Time for a World Summit

Why...

Do people go to Davos? The question I pose is why Davos as a place, not why a bunch of billionaires and centi-millionaires congregate somewhere to discuss the plight of the working class! Call me stupid but last time I checked Davos is a ski resort. Clearly it would be electoral suicide for a Political bigwig to go there and be filmed enjoying a convivial après ski drink or a couple of runs down the mountain before breakfast… unless you are Putin when it’s more likely your opponents keep committing suicide. However whilst I understand that G10, G20, GSpot or whomever dutifully rotate the choice of a city between members for their get-togethers, who on earth said: “I know, let’s disrupt an entire ski resort in high season, fly a bunch of Politicians and plutocrats into a snow storm and add in a battalion of security guards and flunkies. Oh and the world’s press. Yup, we can shoehorn them somewhere that is dedicated to fun and frivolity and pretend it’s somewhere to save the world”. Whoever that someone was, is a genius and I assume is making a bundle of money out of this.

...and another thing

So I propose to have the Bora Bora Beano to discuss plastics in the sea, the Rio Rendezvous for drug abuse and the Cala de Volpe Conclave in Sardinia for a chinwag on organised crime.

...and another thing

Having been to Cannes for TV, Film and Music Festivals I speak with some authority on conferences. Essentially they are an excuse for middle aged men to chat up impressionable young women, charge expense accounts with well-known restaurants called Gucci, Prada and Cohiba, run up massive bills with car hire company Dolce and Gabana and lob in a bill for stationary from La Perla.

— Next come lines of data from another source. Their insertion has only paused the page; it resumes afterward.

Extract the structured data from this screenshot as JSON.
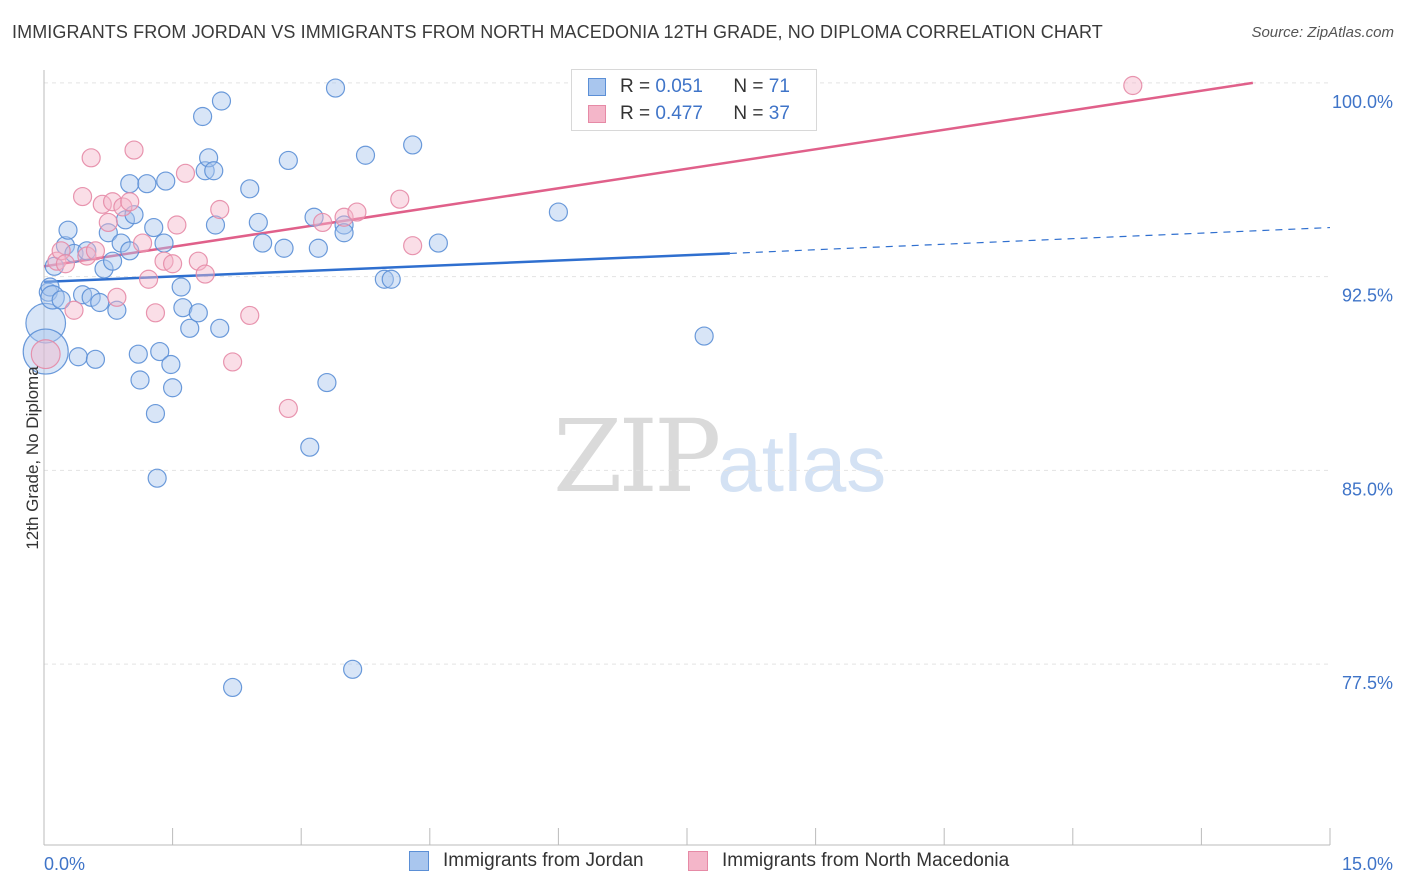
{
  "title": "IMMIGRANTS FROM JORDAN VS IMMIGRANTS FROM NORTH MACEDONIA 12TH GRADE, NO DIPLOMA CORRELATION CHART",
  "source": "Source: ZipAtlas.com",
  "watermark": {
    "zip": "ZIP",
    "atlas": "atlas"
  },
  "legend": {
    "r_label": "R =",
    "n_label": "N =",
    "series": [
      {
        "name": "Immigrants from Jordan",
        "r": "0.051",
        "n": "71"
      },
      {
        "name": "Immigrants from North Macedonia",
        "r": "0.477",
        "n": "37"
      }
    ]
  },
  "colors": {
    "blue_fill": "#a9c6ee",
    "blue_stroke": "#5b8fd6",
    "blue_line": "#2f6fcf",
    "pink_fill": "#f4b6c9",
    "pink_stroke": "#e68aa6",
    "pink_line": "#e0608a",
    "tick_text": "#3f74c8",
    "grid": "#e3e3e3"
  },
  "chart_data": {
    "type": "scatter",
    "title": "IMMIGRANTS FROM JORDAN VS IMMIGRANTS FROM NORTH MACEDONIA 12TH GRADE, NO DIPLOMA CORRELATION CHART",
    "xlabel": "",
    "ylabel": "12th Grade, No Diploma",
    "xlim": [
      0,
      15
    ],
    "ylim": [
      70.5,
      100.5
    ],
    "x_tick_labels": [
      "0.0%",
      "15.0%"
    ],
    "y_ticks": [
      {
        "value": 100.0,
        "label": "100.0%"
      },
      {
        "value": 92.5,
        "label": "92.5%"
      },
      {
        "value": 85.0,
        "label": "85.0%"
      },
      {
        "value": 77.5,
        "label": "77.5%"
      }
    ],
    "series": [
      {
        "name": "Immigrants from Jordan",
        "r": 0.051,
        "n": 71,
        "trend": {
          "x0": 0,
          "y0": 92.3,
          "x1": 8.0,
          "y1": 93.4,
          "dash_to_x": 15.0,
          "dash_to_y": 94.4
        },
        "points": [
          [
            0.02,
            90.7,
            2.2
          ],
          [
            0.02,
            89.6,
            2.5
          ],
          [
            0.05,
            91.9,
            1
          ],
          [
            0.07,
            92.1,
            1
          ],
          [
            0.1,
            91.7,
            1.3
          ],
          [
            0.12,
            92.9,
            1
          ],
          [
            0.2,
            91.6,
            1
          ],
          [
            0.25,
            93.7,
            1
          ],
          [
            0.28,
            94.3,
            1
          ],
          [
            0.35,
            93.4,
            1
          ],
          [
            0.4,
            89.4,
            1
          ],
          [
            0.45,
            91.8,
            1
          ],
          [
            0.5,
            93.5,
            1
          ],
          [
            0.55,
            91.7,
            1
          ],
          [
            0.6,
            89.3,
            1
          ],
          [
            0.65,
            91.5,
            1
          ],
          [
            0.7,
            92.8,
            1
          ],
          [
            0.75,
            94.2,
            1
          ],
          [
            0.8,
            93.1,
            1
          ],
          [
            0.85,
            91.2,
            1
          ],
          [
            0.9,
            93.8,
            1
          ],
          [
            0.95,
            94.7,
            1
          ],
          [
            1.0,
            93.5,
            1
          ],
          [
            1.0,
            96.1,
            1
          ],
          [
            1.05,
            94.9,
            1
          ],
          [
            1.1,
            89.5,
            1
          ],
          [
            1.12,
            88.5,
            1
          ],
          [
            1.2,
            96.1,
            1
          ],
          [
            1.28,
            94.4,
            1
          ],
          [
            1.3,
            87.2,
            1
          ],
          [
            1.32,
            84.7,
            1
          ],
          [
            1.35,
            89.6,
            1
          ],
          [
            1.4,
            93.8,
            1
          ],
          [
            1.42,
            96.2,
            1
          ],
          [
            1.48,
            89.1,
            1
          ],
          [
            1.5,
            88.2,
            1
          ],
          [
            1.6,
            92.1,
            1
          ],
          [
            1.62,
            91.3,
            1
          ],
          [
            1.7,
            90.5,
            1
          ],
          [
            1.8,
            91.1,
            1
          ],
          [
            1.85,
            98.7,
            1
          ],
          [
            1.88,
            96.6,
            1
          ],
          [
            1.92,
            97.1,
            1
          ],
          [
            1.98,
            96.6,
            1
          ],
          [
            2.0,
            94.5,
            1
          ],
          [
            2.05,
            90.5,
            1
          ],
          [
            2.07,
            99.3,
            1
          ],
          [
            2.2,
            76.6,
            1
          ],
          [
            2.4,
            95.9,
            1
          ],
          [
            2.5,
            94.6,
            1
          ],
          [
            2.55,
            93.8,
            1
          ],
          [
            2.8,
            93.6,
            1
          ],
          [
            2.85,
            97.0,
            1
          ],
          [
            3.1,
            85.9,
            1
          ],
          [
            3.15,
            94.8,
            1
          ],
          [
            3.2,
            93.6,
            1
          ],
          [
            3.3,
            88.4,
            1
          ],
          [
            3.4,
            99.8,
            1
          ],
          [
            3.5,
            94.5,
            1
          ],
          [
            3.5,
            94.2,
            1
          ],
          [
            3.6,
            77.3,
            1
          ],
          [
            3.75,
            97.2,
            1
          ],
          [
            3.97,
            92.4,
            1
          ],
          [
            4.05,
            92.4,
            1
          ],
          [
            4.3,
            97.6,
            1
          ],
          [
            4.6,
            93.8,
            1
          ],
          [
            6.0,
            95.0,
            1
          ],
          [
            7.7,
            90.2,
            1
          ]
        ]
      },
      {
        "name": "Immigrants from North Macedonia",
        "r": 0.477,
        "n": 37,
        "trend": {
          "x0": 0,
          "y0": 92.9,
          "x1": 14.1,
          "y1": 100.0
        },
        "points": [
          [
            0.02,
            89.5,
            1.6
          ],
          [
            0.15,
            93.1,
            1
          ],
          [
            0.2,
            93.5,
            1
          ],
          [
            0.25,
            93.0,
            1
          ],
          [
            0.35,
            91.2,
            1
          ],
          [
            0.45,
            95.6,
            1
          ],
          [
            0.5,
            93.3,
            1
          ],
          [
            0.55,
            97.1,
            1
          ],
          [
            0.6,
            93.5,
            1
          ],
          [
            0.68,
            95.3,
            1
          ],
          [
            0.75,
            94.6,
            1
          ],
          [
            0.8,
            95.4,
            1
          ],
          [
            0.85,
            91.7,
            1
          ],
          [
            0.92,
            95.2,
            1
          ],
          [
            1.0,
            95.4,
            1
          ],
          [
            1.05,
            97.4,
            1
          ],
          [
            1.15,
            93.8,
            1
          ],
          [
            1.22,
            92.4,
            1
          ],
          [
            1.3,
            91.1,
            1
          ],
          [
            1.4,
            93.1,
            1
          ],
          [
            1.5,
            93.0,
            1
          ],
          [
            1.55,
            94.5,
            1
          ],
          [
            1.65,
            96.5,
            1
          ],
          [
            1.8,
            93.1,
            1
          ],
          [
            1.88,
            92.6,
            1
          ],
          [
            2.05,
            95.1,
            1
          ],
          [
            2.2,
            89.2,
            1
          ],
          [
            2.4,
            91.0,
            1
          ],
          [
            2.85,
            87.4,
            1
          ],
          [
            3.25,
            94.6,
            1
          ],
          [
            3.5,
            94.8,
            1
          ],
          [
            3.65,
            95.0,
            1
          ],
          [
            4.15,
            95.5,
            1
          ],
          [
            4.3,
            93.7,
            1
          ],
          [
            8.2,
            98.8,
            1
          ],
          [
            12.7,
            99.9,
            1
          ]
        ]
      }
    ]
  }
}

I challenge anyone to show me the cost of sending a bunch of corporate execs for five years to one of these shindigs costs less than sending a couple of people around the world first class to visit each client, present them with a diamond studded belly button brush or vicuña cod pieces and treat them to a bath of champagne and a vigorous massage of beluga caviar. It doesn’t. Nearly all conferences are a massive waste of time and money. Unless of course you are a participant and it’s a hoot.

Believe me the only people who make real dough are restaurants, hotels, designers of stands and doctors on 24 hour call to treat a mild case of the clap or a nose bleed from a cocaine overdose.